On March 14, high school students around the country walked out of their classes at 10 a.m. for 17 minutes in remembrance of the 17 people who lost their lives in the Marjory Stoneman Douglas High School shooting in Parkland, Fla.
Despite the movement by thousands of students, some schools like the Sayreville School District stated that those who participated in the walk out and left school grounds without permission would be suspended.
On February 26, Seton Hall tweeted about its policy regarding the applications of prospective students who might have participated in protests during their academic career.
“Peaceful protesting about any issue is not something we consider in the admissions process,” Seton Hall tweeted. “Admission to Seton Hall is based on academic merits, standardized test scores, high school curriculum, essays, involvement in school or Church community, recommendations, etc,” the tweet said.
Numerous high school students throughout the country are expressing their concern about whether their involvement in protests will affect their application or acceptance into colleges. Dr. Tracy Gottlieb, vice president of Student Services, shared more about the origins of this tweet in response to this concern.
Gottlieb said that according to Seton Hall’s policy, the act of students participating in protests is not taken into consideration when determining their admission status. She reassured prospective students that despite the number of peaceful protests they were involved in, there is no reason for students to fear their admission will be rescinded.

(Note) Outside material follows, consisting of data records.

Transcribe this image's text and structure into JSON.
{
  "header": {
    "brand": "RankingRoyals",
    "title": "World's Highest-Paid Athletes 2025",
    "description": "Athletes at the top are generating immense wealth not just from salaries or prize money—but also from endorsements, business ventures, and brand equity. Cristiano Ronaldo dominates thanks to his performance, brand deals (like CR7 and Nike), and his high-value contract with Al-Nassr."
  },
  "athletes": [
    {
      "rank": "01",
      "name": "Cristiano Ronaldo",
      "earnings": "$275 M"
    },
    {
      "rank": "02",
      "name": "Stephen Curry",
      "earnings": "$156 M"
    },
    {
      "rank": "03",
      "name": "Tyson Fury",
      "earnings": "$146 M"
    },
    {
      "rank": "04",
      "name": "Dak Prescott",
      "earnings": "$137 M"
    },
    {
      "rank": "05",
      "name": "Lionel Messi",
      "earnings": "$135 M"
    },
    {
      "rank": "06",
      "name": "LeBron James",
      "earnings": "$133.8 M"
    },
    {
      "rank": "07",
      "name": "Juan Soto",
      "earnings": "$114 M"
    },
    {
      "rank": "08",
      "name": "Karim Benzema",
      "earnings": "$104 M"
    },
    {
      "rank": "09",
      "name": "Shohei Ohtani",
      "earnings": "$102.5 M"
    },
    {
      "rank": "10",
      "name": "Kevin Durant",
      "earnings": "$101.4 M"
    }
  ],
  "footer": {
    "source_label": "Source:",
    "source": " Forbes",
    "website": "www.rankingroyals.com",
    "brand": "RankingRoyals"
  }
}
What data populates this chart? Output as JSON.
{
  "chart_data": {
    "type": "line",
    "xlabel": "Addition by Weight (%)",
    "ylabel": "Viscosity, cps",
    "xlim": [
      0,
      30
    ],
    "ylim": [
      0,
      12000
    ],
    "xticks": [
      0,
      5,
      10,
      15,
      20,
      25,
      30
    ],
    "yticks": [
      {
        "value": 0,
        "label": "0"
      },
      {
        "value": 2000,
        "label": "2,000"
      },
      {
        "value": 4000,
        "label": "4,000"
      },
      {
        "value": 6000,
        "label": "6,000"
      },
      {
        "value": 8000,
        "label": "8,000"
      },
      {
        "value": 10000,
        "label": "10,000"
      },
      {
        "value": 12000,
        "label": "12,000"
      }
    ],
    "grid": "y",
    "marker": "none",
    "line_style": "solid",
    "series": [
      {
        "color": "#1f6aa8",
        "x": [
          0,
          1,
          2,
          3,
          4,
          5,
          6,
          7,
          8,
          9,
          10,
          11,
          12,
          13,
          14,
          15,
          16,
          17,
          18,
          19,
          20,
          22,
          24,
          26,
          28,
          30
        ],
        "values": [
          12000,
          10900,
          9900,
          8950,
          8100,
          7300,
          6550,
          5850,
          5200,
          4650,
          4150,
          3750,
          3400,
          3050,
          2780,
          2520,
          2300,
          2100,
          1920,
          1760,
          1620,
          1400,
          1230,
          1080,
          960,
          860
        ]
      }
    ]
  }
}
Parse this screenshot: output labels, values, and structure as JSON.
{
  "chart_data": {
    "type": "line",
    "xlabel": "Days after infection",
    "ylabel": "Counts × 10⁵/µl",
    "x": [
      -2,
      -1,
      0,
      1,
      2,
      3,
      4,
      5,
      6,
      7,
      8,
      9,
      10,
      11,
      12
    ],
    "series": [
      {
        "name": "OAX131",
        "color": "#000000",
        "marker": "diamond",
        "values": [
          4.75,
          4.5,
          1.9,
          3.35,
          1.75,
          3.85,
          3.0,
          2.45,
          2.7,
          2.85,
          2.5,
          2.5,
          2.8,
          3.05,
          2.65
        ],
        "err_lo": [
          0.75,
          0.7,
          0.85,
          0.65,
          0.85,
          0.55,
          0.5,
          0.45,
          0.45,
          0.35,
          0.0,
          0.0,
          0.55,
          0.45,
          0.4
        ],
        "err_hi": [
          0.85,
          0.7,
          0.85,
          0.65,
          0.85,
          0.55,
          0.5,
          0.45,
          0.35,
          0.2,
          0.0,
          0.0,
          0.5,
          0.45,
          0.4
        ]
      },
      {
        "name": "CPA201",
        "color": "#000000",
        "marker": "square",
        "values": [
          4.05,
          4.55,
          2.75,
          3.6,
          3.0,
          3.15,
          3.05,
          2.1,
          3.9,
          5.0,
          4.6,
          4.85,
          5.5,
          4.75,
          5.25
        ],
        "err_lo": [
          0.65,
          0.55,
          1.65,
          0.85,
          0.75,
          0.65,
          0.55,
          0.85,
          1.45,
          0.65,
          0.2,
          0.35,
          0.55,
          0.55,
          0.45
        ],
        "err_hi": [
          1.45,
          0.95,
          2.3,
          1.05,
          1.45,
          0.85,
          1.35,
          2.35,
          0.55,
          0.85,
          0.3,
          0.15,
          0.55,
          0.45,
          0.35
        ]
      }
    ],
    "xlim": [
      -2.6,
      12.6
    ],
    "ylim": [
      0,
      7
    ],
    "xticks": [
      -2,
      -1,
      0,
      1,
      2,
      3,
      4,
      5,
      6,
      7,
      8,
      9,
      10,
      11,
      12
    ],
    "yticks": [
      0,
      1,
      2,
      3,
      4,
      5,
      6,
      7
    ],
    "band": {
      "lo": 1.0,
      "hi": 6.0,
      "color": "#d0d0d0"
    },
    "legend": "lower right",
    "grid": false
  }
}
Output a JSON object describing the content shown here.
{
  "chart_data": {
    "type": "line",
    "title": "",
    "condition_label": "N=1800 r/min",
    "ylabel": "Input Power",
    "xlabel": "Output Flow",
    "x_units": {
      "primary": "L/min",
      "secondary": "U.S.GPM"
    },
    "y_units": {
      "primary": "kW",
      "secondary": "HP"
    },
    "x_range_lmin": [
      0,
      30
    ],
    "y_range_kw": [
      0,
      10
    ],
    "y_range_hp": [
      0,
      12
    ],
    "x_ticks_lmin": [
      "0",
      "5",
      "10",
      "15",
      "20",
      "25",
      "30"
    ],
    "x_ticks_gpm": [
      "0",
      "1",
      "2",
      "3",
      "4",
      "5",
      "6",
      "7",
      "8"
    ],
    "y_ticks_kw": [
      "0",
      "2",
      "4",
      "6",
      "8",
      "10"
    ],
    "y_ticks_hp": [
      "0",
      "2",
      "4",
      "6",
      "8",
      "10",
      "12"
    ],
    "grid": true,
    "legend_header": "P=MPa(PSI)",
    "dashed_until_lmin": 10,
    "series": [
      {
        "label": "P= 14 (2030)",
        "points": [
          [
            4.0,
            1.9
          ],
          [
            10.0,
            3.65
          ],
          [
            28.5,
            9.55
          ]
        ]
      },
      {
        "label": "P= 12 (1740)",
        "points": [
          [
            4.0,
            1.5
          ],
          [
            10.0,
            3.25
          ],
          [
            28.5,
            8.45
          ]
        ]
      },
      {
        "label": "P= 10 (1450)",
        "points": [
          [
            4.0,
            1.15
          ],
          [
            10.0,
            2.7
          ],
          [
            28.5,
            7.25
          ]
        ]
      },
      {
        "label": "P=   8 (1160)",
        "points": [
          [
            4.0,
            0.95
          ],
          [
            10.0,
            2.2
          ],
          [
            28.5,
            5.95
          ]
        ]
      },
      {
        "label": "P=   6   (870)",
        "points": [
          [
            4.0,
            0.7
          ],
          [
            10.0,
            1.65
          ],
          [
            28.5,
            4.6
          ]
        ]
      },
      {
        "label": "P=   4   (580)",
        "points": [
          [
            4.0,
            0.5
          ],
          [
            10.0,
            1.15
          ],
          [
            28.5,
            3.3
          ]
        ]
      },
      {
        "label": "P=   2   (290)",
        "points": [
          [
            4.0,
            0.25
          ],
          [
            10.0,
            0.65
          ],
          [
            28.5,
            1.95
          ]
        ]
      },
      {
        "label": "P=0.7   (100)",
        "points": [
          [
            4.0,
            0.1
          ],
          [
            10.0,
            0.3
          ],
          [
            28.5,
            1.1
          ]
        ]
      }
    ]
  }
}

Dr. Alyssa McCloud, vice president of Enrollment Management, explained via email the reasoning behind the university’s tweet.
“We sent this tweet because we received a number of questions on social media from prospective students who inquired if we would penalize them for attending the protest planned for later this March in response to the Florida shooting,” McCloud wrote.
Students voiced their opinion regarding their stance on the university’s policy, specifically in response to the upcoming protests.
Mariam Rahman-Vyas, a freshman occupational therapy major, said that she feels Seton Hall is doing the right thing in disregarding protest involvement, as prospective students should be allowed to actively engage in their First Amendment rights.
“For someone to protest, it shows that they have a strong faith in a certain situation or idea and the fact that they are protesting shows that they have the courage to speak up,” Vyas said. “So for them to be judged on their beliefs is wrong and ultimately puts a stop to the whole idea of Freedom of Speech because they have a right to speak up and fight for what they believe in.”